Я облегченно выдохнул, но тут же меня перекосило от напомнивших о себе увечий. Отсюда следовало выбираться. Но как, если я даже сидеть без корчей не могу. Меня парализовывала боль.

А ведь ощущение боли было не более чем плодом мозговой активности…

Как таковой, реальной и неотвратимой – ее, боли, не существовало. Источник всех страданий скрывался где-то в голове.

Однажды я уже задумывался о том, каким бы замечательным я мог прослыть хирургом и, по совместительству, анестезиологом. Мне не нужно было болеутоляющее, рентген. Сосредоточившись на нестройном хоре поющих о себе тканей в поврежденном бедре, я перемкнул все разорванные и кровоточащие сосуды.

Те же самые действия произвел и в правой руке. Впрочем, там уже наличествовал отек. С минуту рассматривая свой мозг, я так и не понял, где зарождалось болевое ощущение. Недолго думая, я попросту пресек несущиеся по магистральным нервам руки и ноги сигналы от ноцицепторов.

Будто яркое полуденное солнце, от которого не было возможности скрыть свои глаза, наконец, внезапно скрылось за плотной дождевой тучей. Лицо расслабилось, а тело непринужденно растеклось по креслу. Пальцы снова свободно шевелились, но, поелозив ими друг о друга, я не почувствовал ровно ничего. Точь-в-точь то самое состояние, когда наглухо отлежишь руку во сне. Дело в том, что болевые и тактильные сигналы используют одинаковый канал для передачи данных, собственно, поэтому мы интуитивно натираем ушибленное место, дабы интенсивностью тактильных ощущений вытеснить с нейронного шоссе болевой импульс.

Неловко поднявшись, я осторожно оперся на онемевшую ногу. Она послушно сгибалась, мышцы без колебаний сокращались, но при всем этом она была словно из ваты. Как будто чужой, не мне принадлежавшей. Болевые сигналы из поврежденных мест шли непрерывно, отчего акцент моего внимания должен был неусыпно находиться там, не позволяя тем приблизиться к спинному мозгу. Но в принципе, это не было настолько уж обременительным. Не сложнее, чем зажмурить один глаз и постоянно держать его закрытым.

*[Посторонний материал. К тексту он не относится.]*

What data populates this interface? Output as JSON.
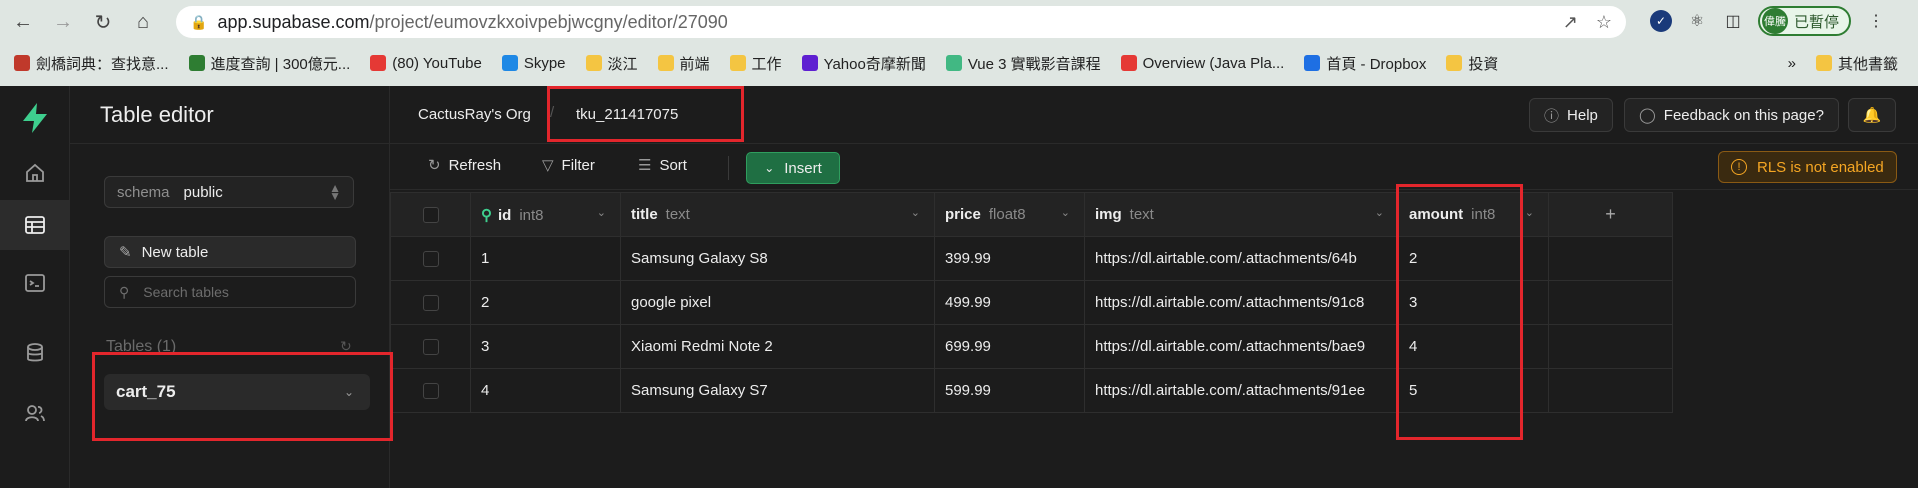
{
  "browser": {
    "url_host": "app.supabase.com",
    "url_path": "/project/eumovzkxoivpebjwcgny/editor/27090",
    "profile_initials": "偉騰",
    "profile_status": "已暫停",
    "bookmarks": [
      {
        "label": "劍橋詞典：查找意...",
        "color": "#c0392b"
      },
      {
        "label": "進度查詢 | 300億元...",
        "color": "#2e7d32"
      },
      {
        "label": "(80) YouTube",
        "color": "#e53935"
      },
      {
        "label": "Skype",
        "color": "#1e88e5"
      },
      {
        "label": "淡江",
        "color": "#f4c542"
      },
      {
        "label": "前端",
        "color": "#f4c542"
      },
      {
        "label": "工作",
        "color": "#f4c542"
      },
      {
        "label": "Yahoo奇摩新聞",
        "color": "#5e1fd1"
      },
      {
        "label": "Vue 3 實戰影音課程",
        "color": "#41b883"
      },
      {
        "label": "Overview (Java Pla...",
        "color": "#e53935"
      },
      {
        "label": "首頁 - Dropbox",
        "color": "#1e6fe3"
      },
      {
        "label": "投資",
        "color": "#f4c542"
      }
    ],
    "bookmarks_more": "»",
    "other_bookmarks": "其他書籤"
  },
  "sidebar": {
    "title": "Table editor",
    "schema_label": "schema",
    "schema_value": "public",
    "new_table": "New table",
    "search_placeholder": "Search tables",
    "tables_count": "Tables (1)",
    "table_name": "cart_75"
  },
  "topbar": {
    "org": "CactusRay's Org",
    "separator": "/",
    "project": "tku_211417075",
    "help": "Help",
    "feedback": "Feedback on this page?"
  },
  "toolbar": {
    "refresh": "Refresh",
    "filter": "Filter",
    "sort": "Sort",
    "insert": "Insert",
    "rls_warning": "RLS is not enabled"
  },
  "grid": {
    "columns": [
      {
        "name": "id",
        "type": "int8"
      },
      {
        "name": "title",
        "type": "text"
      },
      {
        "name": "price",
        "type": "float8"
      },
      {
        "name": "img",
        "type": "text"
      },
      {
        "name": "amount",
        "type": "int8"
      }
    ],
    "add_column": "+",
    "rows": [
      {
        "id": "1",
        "title": "Samsung Galaxy S8",
        "price": "399.99",
        "img": "https://dl.airtable.com/.attachments/64b",
        "amount": "2"
      },
      {
        "id": "2",
        "title": "google pixel",
        "price": "499.99",
        "img": "https://dl.airtable.com/.attachments/91c8",
        "amount": "3"
      },
      {
        "id": "3",
        "title": "Xiaomi Redmi Note 2",
        "price": "699.99",
        "img": "https://dl.airtable.com/.attachments/bae9",
        "amount": "4"
      },
      {
        "id": "4",
        "title": "Samsung Galaxy S7",
        "price": "599.99",
        "img": "https://dl.airtable.com/.attachments/91ee",
        "amount": "5"
      }
    ]
  },
  "colors": {
    "brand_green": "#3ecf8e",
    "annotation_red": "#e3262c",
    "warning_orange": "#f5a623"
  }
}
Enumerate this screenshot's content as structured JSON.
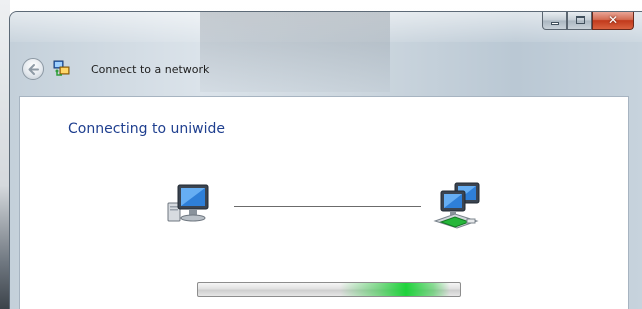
{
  "window": {
    "title": "Connect to a network",
    "caption_buttons": {
      "minimize": "minimize",
      "maximize": "maximize",
      "close": "✕"
    }
  },
  "content": {
    "heading": "Connecting to uniwide"
  },
  "progress": {
    "mode": "indeterminate",
    "glow_position": 0.75
  },
  "icons": {
    "back": "back-arrow-icon",
    "network": "network-connect-icon",
    "local_computer": "computer-icon",
    "network_computers": "network-computers-icon"
  },
  "colors": {
    "heading": "#1f3f8f",
    "progress_glow": "#14d232",
    "close_button": "#c1391b"
  }
}
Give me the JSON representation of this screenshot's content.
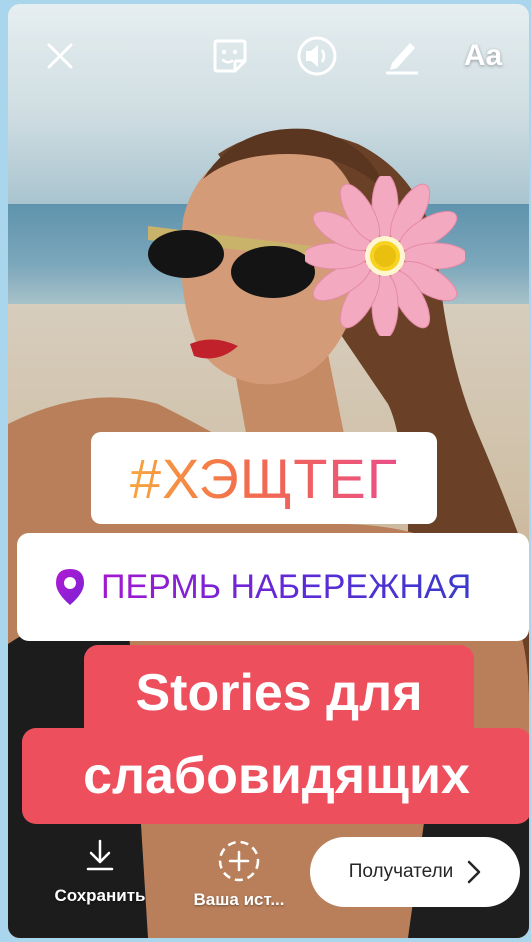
{
  "toolbar": {
    "close_icon": "close-icon",
    "sticker_icon": "sticker-icon",
    "sound_icon": "sound-icon",
    "draw_icon": "pen-icon",
    "text_label": "Aa"
  },
  "stickers": {
    "hashtag": "#ХЭЩТЕГ",
    "location": "ПЕРМЬ НАБЕРЕЖНАЯ",
    "caption_lines": [
      "Stories для",
      "слабовидящих"
    ]
  },
  "bottom_bar": {
    "save_label": "Сохранить",
    "your_story_label": "Ваша ист...",
    "recipients_label": "Получатели"
  },
  "colors": {
    "caption_bg": "#ee4f5d",
    "frame_bg": "#a9d6ec"
  }
}
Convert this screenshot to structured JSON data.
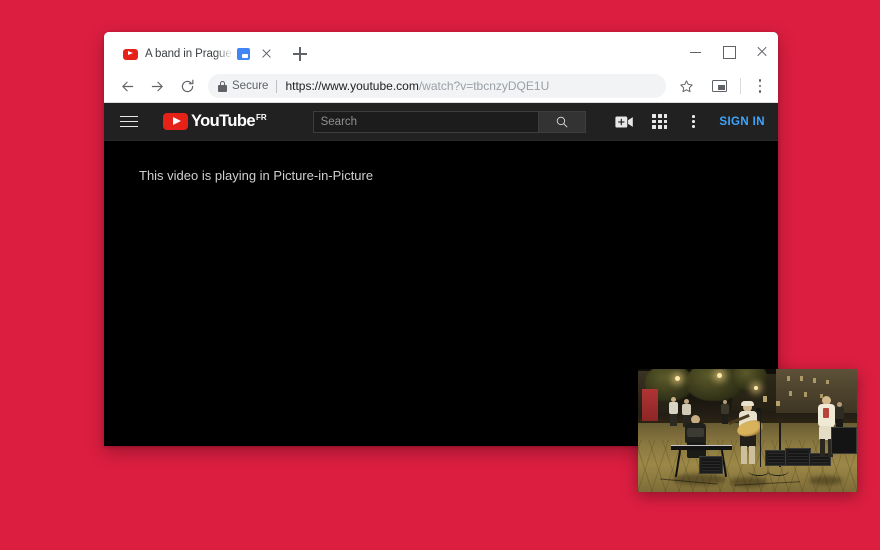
{
  "page": {
    "background_color": "#dc1e41"
  },
  "browser": {
    "tab": {
      "title": "A band in Prague sings th",
      "favicon": "youtube-favicon",
      "pip_badge": "picture-in-picture-active-icon",
      "close_icon": "close-icon"
    },
    "new_tab_icon": "plus-icon",
    "window_controls": {
      "minimize": "minimize-icon",
      "maximize": "maximize-icon",
      "close": "close-icon"
    },
    "toolbar": {
      "back_icon": "back-arrow-icon",
      "forward_icon": "forward-arrow-icon",
      "reload_icon": "reload-icon",
      "lock_icon": "lock-icon",
      "security_label": "Secure",
      "url_host": "https://www.youtube.com",
      "url_path": "/watch?v=tbcnzyDQE1U",
      "bookmark_icon": "star-icon",
      "pip_icon": "picture-in-picture-icon",
      "menu_icon": "three-dot-menu-icon"
    }
  },
  "youtube": {
    "header": {
      "menu_icon": "hamburger-menu-icon",
      "logo_text": "YouTube",
      "logo_superscript": "FR",
      "logo_play_icon": "youtube-play-icon",
      "search_placeholder": "Search",
      "search_value": "",
      "search_button_icon": "search-icon",
      "upload_icon": "video-camera-plus-icon",
      "apps_icon": "apps-grid-icon",
      "more_icon": "vertical-three-dot-icon",
      "sign_in_label": "SIGN IN",
      "sign_in_color": "#3ea6ff"
    },
    "content": {
      "pip_message": "This video is playing in Picture-in-Picture"
    }
  },
  "pip_window": {
    "name": "picture-in-picture-video",
    "scene_description": "Night street scene with a band performing: keyboardist on the left, guitarist in the center, and a third musician on the right, with amplifiers and microphone stands on a patterned pavement."
  }
}
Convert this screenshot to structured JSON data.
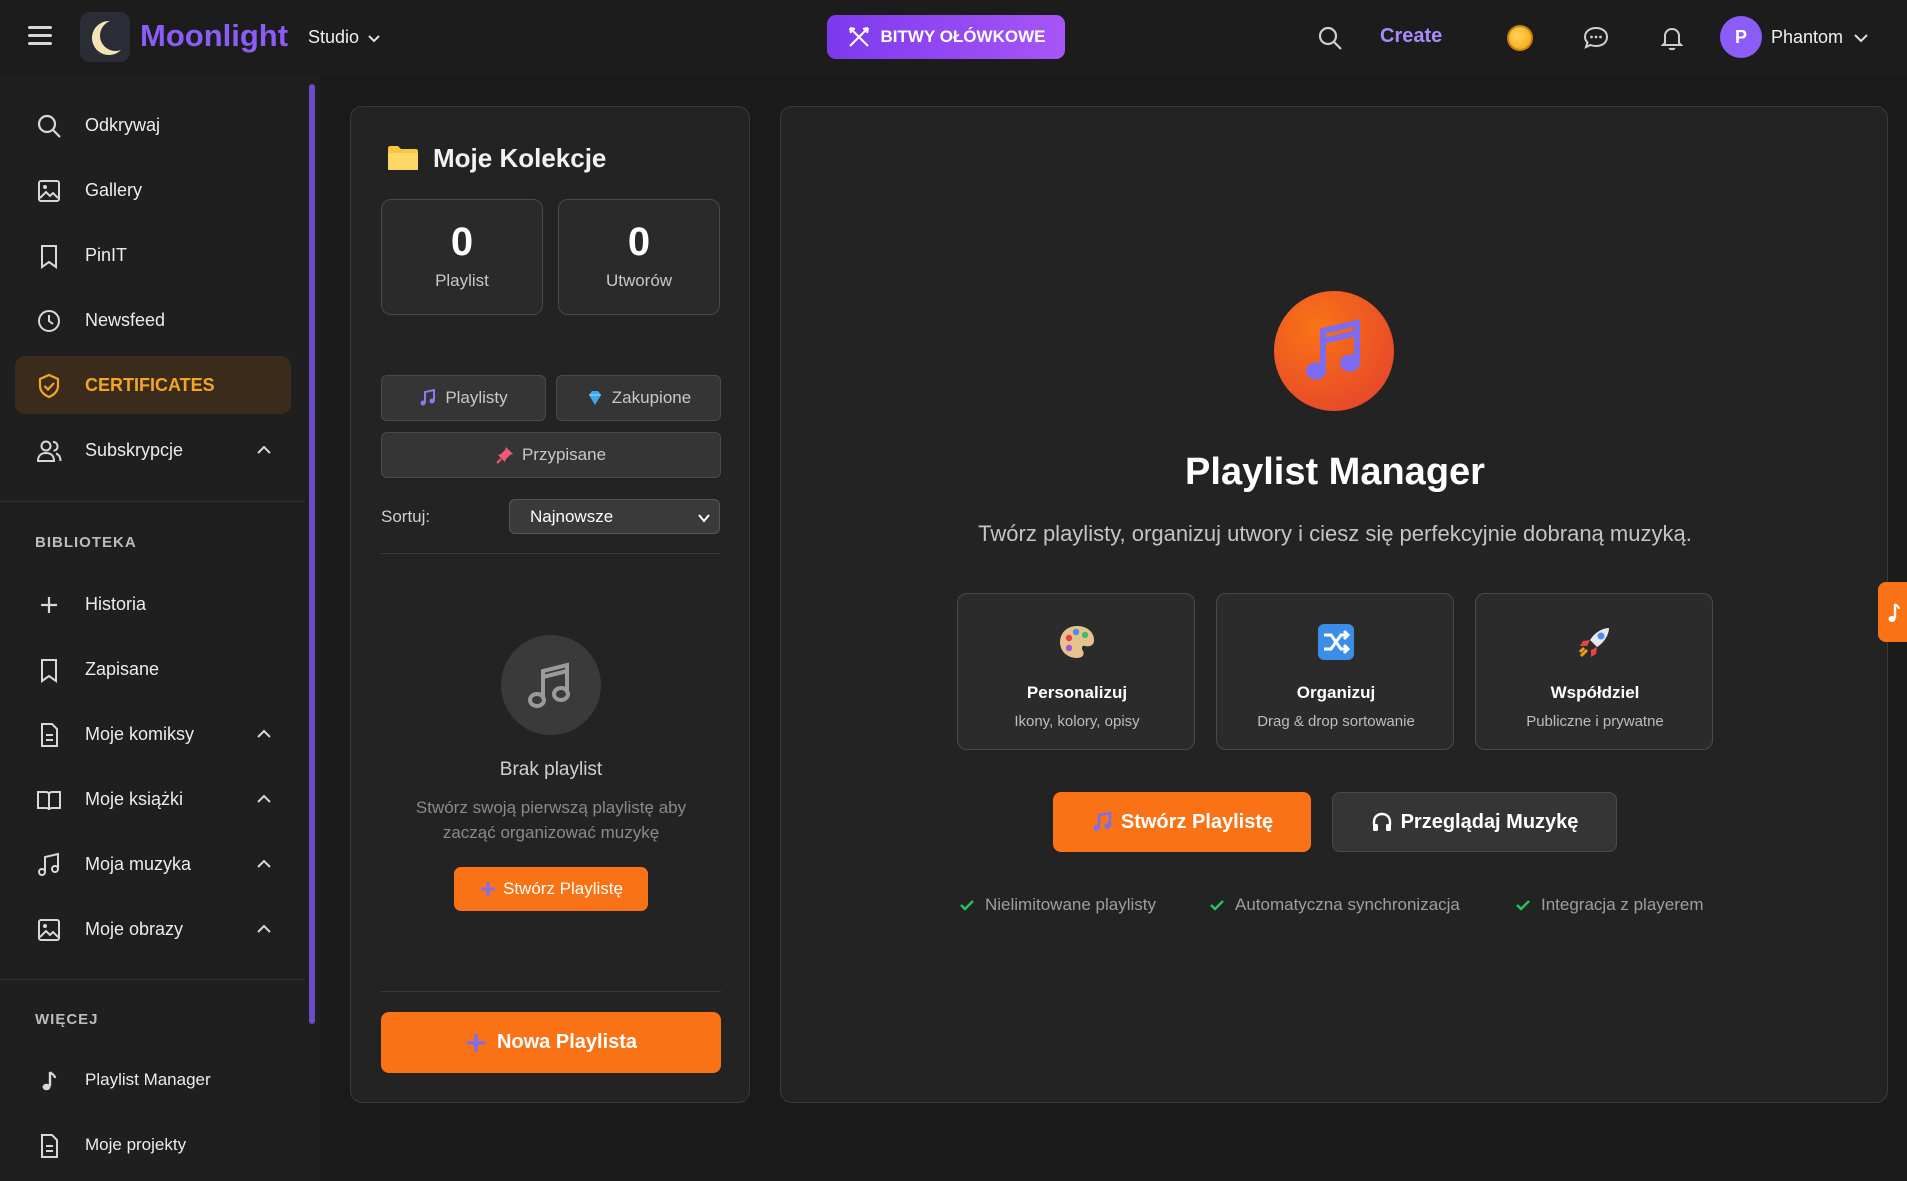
{
  "app": {
    "name": "Moonlight",
    "studio_label": "Studio"
  },
  "header": {
    "battle_label": "BITWY OŁÓWKOWE",
    "create_label": "Create",
    "user_initial": "P",
    "user_name": "Phantom"
  },
  "sidebar": {
    "items": [
      {
        "label": "Odkrywaj",
        "icon": "search-icon"
      },
      {
        "label": "Gallery",
        "icon": "image-icon"
      },
      {
        "label": "PinIT",
        "icon": "bookmark-icon"
      },
      {
        "label": "Newsfeed",
        "icon": "clock-icon"
      },
      {
        "label": "CERTIFICATES",
        "icon": "shield-check-icon",
        "active": true
      },
      {
        "label": "Subskrypcje",
        "icon": "users-icon",
        "expandable": true
      }
    ],
    "library_title": "BIBLIOTEKA",
    "library_items": [
      {
        "label": "Historia",
        "icon": "plus-icon"
      },
      {
        "label": "Zapisane",
        "icon": "bookmark-icon"
      },
      {
        "label": "Moje komiksy",
        "icon": "document-icon",
        "expandable": true
      },
      {
        "label": "Moje książki",
        "icon": "book-icon",
        "expandable": true
      },
      {
        "label": "Moja muzyka",
        "icon": "music-icon",
        "expandable": true
      },
      {
        "label": "Moje obrazy",
        "icon": "image-icon",
        "expandable": true
      }
    ],
    "more_title": "WIĘCEJ",
    "more_items": [
      {
        "label": "Playlist Manager",
        "icon": "music-note-icon"
      },
      {
        "label": "Moje projekty",
        "icon": "document-icon"
      }
    ]
  },
  "collections": {
    "title": "Moje Kolekcje",
    "stats": [
      {
        "value": "0",
        "label": "Playlist"
      },
      {
        "value": "0",
        "label": "Utworów"
      }
    ],
    "filters": [
      "Playlisty",
      "Zakupione",
      "Przypisane"
    ],
    "sort_label": "Sortuj:",
    "sort_value": "Najnowsze",
    "empty_title": "Brak playlist",
    "empty_desc": "Stwórz swoją pierwszą playlistę aby zacząć organizować muzykę",
    "empty_button": "Stwórz Playlistę",
    "new_button": "Nowa Playlista"
  },
  "main": {
    "title": "Playlist Manager",
    "subtitle": "Twórz playlisty, organizuj utwory i ciesz się perfekcyjnie dobraną muzyką.",
    "features": [
      {
        "title": "Personalizuj",
        "desc": "Ikony, kolory, opisy",
        "icon": "palette-icon"
      },
      {
        "title": "Organizuj",
        "desc": "Drag & drop sortowanie",
        "icon": "shuffle-icon"
      },
      {
        "title": "Współdziel",
        "desc": "Publiczne i prywatne",
        "icon": "rocket-icon"
      }
    ],
    "primary_button": "Stwórz Playlistę",
    "secondary_button": "Przeglądaj Muzykę",
    "checks": [
      "Nielimitowane playlisty",
      "Automatyczna synchronizacja",
      "Integracja z playerem"
    ]
  },
  "colors": {
    "accent": "#f97316",
    "brand": "#8b5cf6",
    "active": "#f5a524"
  }
}
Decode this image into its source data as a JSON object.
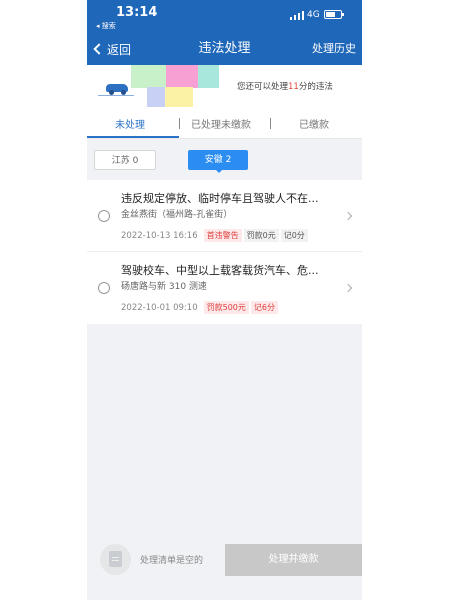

Осторожно спустившись вниз, я мимоходом заглянул в ванную, чтобы осмотреться, умыться, в общем, наспех привести себя в порядок – не хотелось по пути домой снова быть перехваченным полицейскими.

Из зеркала на меня уставилось хмурое, в кровавых разводах лицо с перебитым носом. Стоило его только увидеть, как боль в поврежденном хряще тут же напомнила о себе. И этот сигнал, конечно, тоже можно было пресечь, вот только здесь он уже несся по черепно-мозговому нерву, в основе которого лежало гораздо больше функций, чем в спинномозговом. Если там у меня просто онемели части тела, то здесь вообще может перекосить лицо или, того хуже, нарушатся дыхательные рефлексы. Точных возможных последствий я не знал. Так что лучше потерплю.

1Норадреналин – биохим. Стрессовый гормон, предшественник адреналина, проявляющийся чувством ярости и вседозволенности.